Dans le texte platonicien de l'allégorie de la caverne, l'évasion du prisonnier est une sortie vers les hauteurs du Bien. En revanche l'évasion est sans issue vraiment libératrice dans ces trois strophes extraites du Cygne de Baudelaire :
" Un cygne qui s'était évadé de sa cage,
Et, de ses pieds palmés frottant le pavé sec,
Sur le sol raboteux traînait son blanc plumage.
Près d'un ruisseau sans eau la bête ouvrant le bec
Baignait nerveusement ses ailes dans la poudre,
Et disait, le coeur plein de son beau lac natal :
" Eau, quand donc pleuvras-tu ? quand tonneras-tu, foudre ?"
Je vois ce malheureux, mythe étrange et fatal,
Vers le ciel quelquefois, comme l'homme d'Ovide,
Vers le ciel ironique et cruellement bleu,
Sur son cou convulsif tendant sa tête avide,
Comme s'il adressait des reproches à Dieu."
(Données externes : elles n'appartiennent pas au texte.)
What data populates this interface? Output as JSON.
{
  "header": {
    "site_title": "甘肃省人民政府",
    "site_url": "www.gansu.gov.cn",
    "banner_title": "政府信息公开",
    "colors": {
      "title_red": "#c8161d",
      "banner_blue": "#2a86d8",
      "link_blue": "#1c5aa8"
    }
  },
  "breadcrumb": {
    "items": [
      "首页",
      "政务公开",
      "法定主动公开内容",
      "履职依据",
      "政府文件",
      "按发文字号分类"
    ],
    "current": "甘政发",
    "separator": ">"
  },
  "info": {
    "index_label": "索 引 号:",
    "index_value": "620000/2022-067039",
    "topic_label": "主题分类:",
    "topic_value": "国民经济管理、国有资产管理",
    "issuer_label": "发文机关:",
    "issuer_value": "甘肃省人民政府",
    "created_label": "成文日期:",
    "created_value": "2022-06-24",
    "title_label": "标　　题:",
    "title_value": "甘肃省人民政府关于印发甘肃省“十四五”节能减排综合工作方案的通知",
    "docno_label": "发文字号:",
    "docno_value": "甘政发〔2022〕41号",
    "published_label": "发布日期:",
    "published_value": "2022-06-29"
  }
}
Comme il est différent ce cygne baudelairien des cygnes platoniciens, tant reliés ici-bas à l'au-delà qu'ils chantent en mourant :
" Eux, dès qu'ils sentent qu'il leur faut mourir, le chant qu'ils chantaient déjà auparavant, ils le chantent alors de façon plus fréquente et plus éclatante, tout à la joie d'aller retrouver le dieu qu'ils servent." (Phédon 85a)
Oiseaux d'Apollon, ils partagent avec Socrate la prescience des biens qu'ils trouveront après la mort (ibid., 85b).
Entre le cygne baudelairien, définitivement loin du ciel, et le cygne socratique, qui y est déjà en pensée, peut-être la mouche wittgensteinienne occupe-t-elle une place intermédiaire, se butant contre les parois du piège mais potentiellement libérée..
Certes le ciel de la mouche wittgensteinienne n'est pas le Ciel.

Commentaires

1. Le samedi 27 août 2016, 19:29 par angle pselac
et le transparent glacier des vols qui n'ont pas fui ?
Un cygne d'autrefois se souvient que c'est lui
Magnifique mais qui sans espoir se délivre
Pour n'avoir pas chanté la région où vivre
Quand du stérile hiver a resplendi l'ennui.